Do you ever listen to podcasts? Have you ever thought of doing one yourself? As we all adjust to more and more time spent with our digital devices, podcasting has become a strong, mainstream source of information for both B2B and B2C marketers. It’s not surprising that listening to a podcast is something people do when they exercise, cook, garden or just sit and relax. For many business-people, it is also something they do both attentively and while they multi-task! Which means that if you are going to do a podcast, it better be interesting.
In February, Bev Oster, President of Oster and Associates attended United Fresh Brandstorm in Austin, TX, meeting a variety of produce marketing people with a plethora of talents. Two ladies who caught her attention were Lori Taylor with The Produce Moms and Katie Mleziva with Real Food Brands. Both are successful podcasters focusing on different types of stories and different audience segments. Having since spent time with both Katie and Lori, it seemed this is a vehicle that more produce people have been slow to implement but that can provide an exciting opportunity when used correctly.
Let’s first start with the fact that there are more and more podcasts in the food industry. It is safe to say that podcasting is a commitment, so our recommendation is not that you start a podcast of your own. A better approach is that podcasting can become a part of your public relations program, where we are always trying to tell stories, and this is a great way to tell your story and have it continue to be live online for a long period of time. Think of this as you would a radio talk show, where you can be the guest of an interviewer who will lead you into telling what is most interesting about your brand.
“Start with your objectives when you seek to be a podcast guest,” says Katie Mleziva. “You want to first think about how a podcast appearance can help meet your goals so you can understand which podcasts are best for you. It’s important that you know what your most important brand messages are, but equally important is to be able to show the podcaster how you will bring value to his or her audience.” Katie works with emerging food and beverage companies across US. She engages with those companies a variety of ways, but her podcast is a key element for her to build relationships with industry partners and clients.

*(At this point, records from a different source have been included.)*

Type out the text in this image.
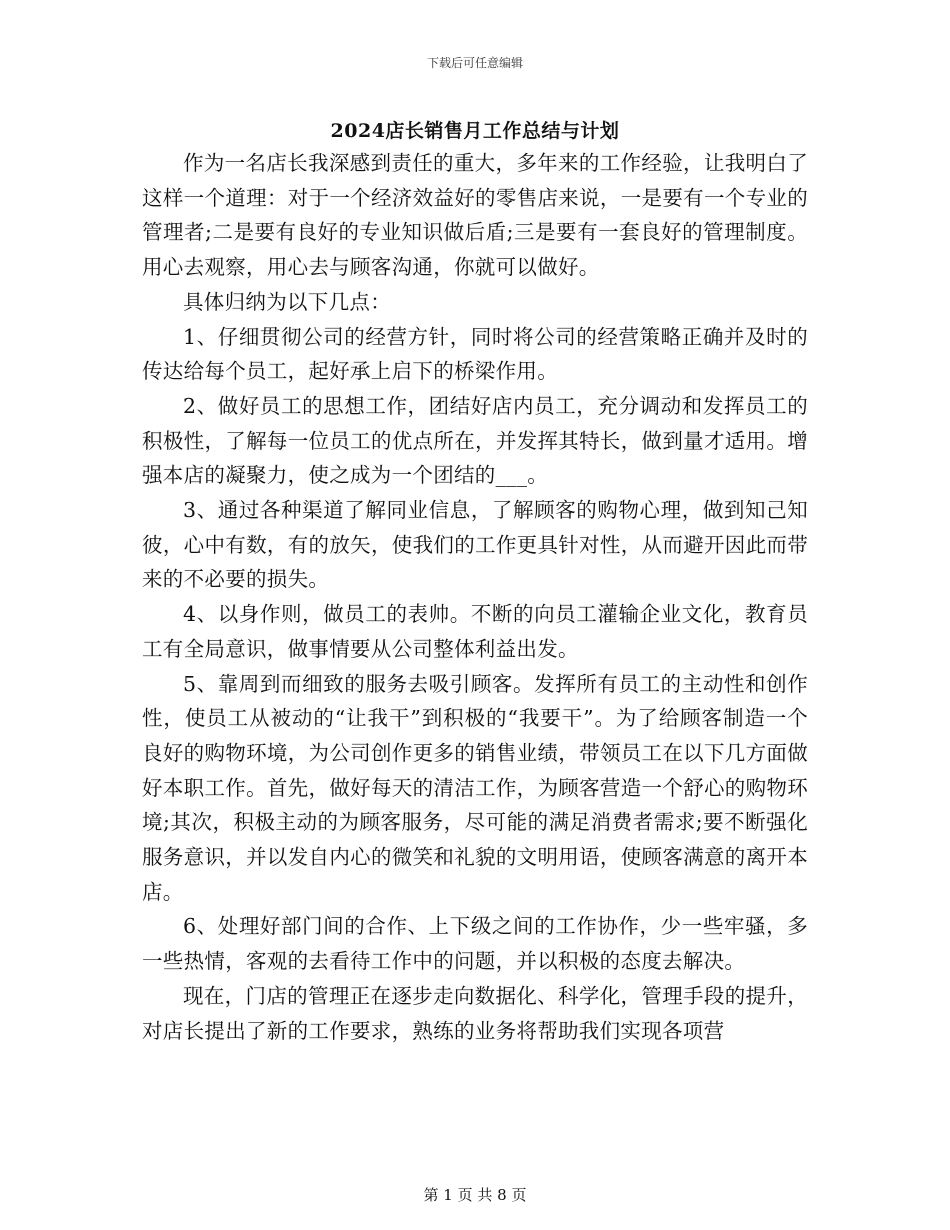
下载后可任意编辑
2024店长销售月工作总结与计划

作为一名店长我深感到责任的重大，多年来的工作经验，让我明白了这样一个道理：对于一个经济效益好的零售店来说，一是要有一个专业的管理者;二是要有良好的专业知识做后盾;三是要有一套良好的管理制度。用心去观察，用心去与顾客沟通，你就可以做好。

具体归纳为以下几点：

1、仔细贯彻公司的经营方针，同时将公司的经营策略正确并及时的传达给每个员工，起好承上启下的桥梁作用。

2、做好员工的思想工作，团结好店内员工，充分调动和发挥员工的积极性，了解每一位员工的优点所在，并发挥其特长，做到量才适用。增强本店的凝聚力，使之成为一个团结的___。

3、通过各种渠道了解同业信息，了解顾客的购物心理，做到知己知彼，心中有数，有的放矢，使我们的工作更具针对性，从而避开因此而带来的不必要的损失。

4、以身作则，做员工的表帅。不断的向员工灌输企业文化，教育员工有全局意识，做事情要从公司整体利益出发。

5、靠周到而细致的服务去吸引顾客。发挥所有员工的主动性和创作性，使员工从被动的“让我干”到积极的“我要干”。为了给顾客制造一个良好的购物环境，为公司创作更多的销售业绩，带领员工在以下几方面做好本职工作。首先，做好每天的清洁工作，为顾客营造一个舒心的购物环境;其次，积极主动的为顾客服务，尽可能的满足消费者需求;要不断强化服务意识，并以发自内心的微笑和礼貌的文明用语，使顾客满意的离开本店。

6、处理好部门间的合作、上下级之间的工作协作，少一些牢骚，多一些热情，客观的去看待工作中的问题，并以积极的态度去解决。

现在，门店的管理正在逐步走向数据化、科学化，管理手段的提升，对店长提出了新的工作要求，熟练的业务将帮助我们实现各项营

第 1 页 共 8 页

Oster and Associates doesn’t have a podcast because it’s an extensive undertaking onto itself. We’re not suggesting that our clients start their own podcasts either. But searching out podcasts, finding the right fit for the brands we represent and pitching great story ideas to podcasters is part of today’s PR strategy for many clients. As society moves ahead with its “new normal,” whatever that may be, we think podcasts will be an important element in storytelling for the produce industry. Your story is fascinating. Let’s share it!